Il reato di diffamazione è perseguibile a querela della persona offesa, che deve essere sporta entro tre mesi dal momento in cui si viene a conoscenza delle offese (spesso ciò avviene in un momento posteriore a quello della pubblicazione). La diffamazione aggravata dal mezzo della stampa o di pubblicità – che, come abbiamo visto, comprende anche Internet e i vari social media – è punita con la reclusione da sei mesi a tre anni e con la multa non inferiore a 516 euro, fermo restando il diritto della persona offesa al risarcimento dei danni arrecati dalle offese divulgate nei suoi confronti”.

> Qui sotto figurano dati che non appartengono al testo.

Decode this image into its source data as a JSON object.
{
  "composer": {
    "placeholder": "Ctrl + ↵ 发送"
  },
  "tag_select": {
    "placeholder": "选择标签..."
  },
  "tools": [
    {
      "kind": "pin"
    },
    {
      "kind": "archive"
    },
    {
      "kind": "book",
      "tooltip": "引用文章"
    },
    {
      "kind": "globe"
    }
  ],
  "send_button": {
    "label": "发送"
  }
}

“Anche gli insulti non nominativi su Facebook – dicono ancora gli esperti de La Legge per Tutti – possono integrare il reato di diffamazione, quando le espressioni offensive sono riconducibili alla persona presa di mira. L’essenziale è – come ha affermato di recente la Corte di Cassazione in una vicenda relativa ad offese pronunciate nei confronti di alcuni appartenenti all’Arma dei Carabinieri – che il soggetto leso, anche se non è stato menzionato espressamente con il suo nome e cognome, «sia ugualmente individuabile sia pure da parte di un numero limitato di persone»”.
La nuova sentenza riportata ad esempio, “nell’introduzione non si discosta da questi criteri, ed, anzi, specifica che «la diffusione di un messaggio diffamatorio attraverso l’uso di una bacheca Facebook integra un’ipotesi di diffamazione aggravata ai sensi dell’art. 595, comma terzo, Cod. pen., sotto il profilo dell’offesa arrecata con qualsiasi altro mezzo di pubblicità diverso dalla stampa, poiché la condotta in tal modo realizzata è potenzialmente capace di raggiungere un numero indeterminato, o comunque quantitativamente apprezzabile, di persone». Tutto questo, ovviamente, a condizione che «vengano pronunciate o scritte espressioni offensive riferite a soggetti individuati o individuabili», e non si tratti, invece, di offese generiche e indeterminate rivolte, ad esempio, ad un’intera categoria o classe sociale, senza possibilità di risalire ai singoli componenti”.
Proprio per concretizzare il principio affermato, dicono ancora, “la sentenza sottolinea che «non osta all’integrazione del reato di diffamazione l’assenza di indicazione nominativa del soggetto la cui reputazione è lesa, qualora lo stesso sia individuabile, sia pure da parte di un numero limitato di persone, attraverso gli elementi della fattispecie concreta, quali la natura e la portata dell’offesa, le circostanze narrate, oggettive e soggettive, i riferimenti personali e temporali». Ecco perché, nel caso esaminato, la persona offesa era indubbiamente riconoscibile da «una serie di elementi individualizzanti», a partire dal richiamo al suo «nanismo», sino all’appellativo della zia (che era addetta alle pulizie nel negozio dove lavoravano le due imputate) indicata come «spazzina». In questo modo tutti i dipendenti e collaboratori dell’esercizio commerciale erano in condizione di individuare facilmente la vittima degli insulti pubblicati su Facebook”.
Ovviamente, concludono quindi gli esperti, “insultare una persona per il suo aspetto fisico – come è avvenuto nel caso esaminato – è penalmente perseguibile, perché integra un’ipotesi di body shaming”.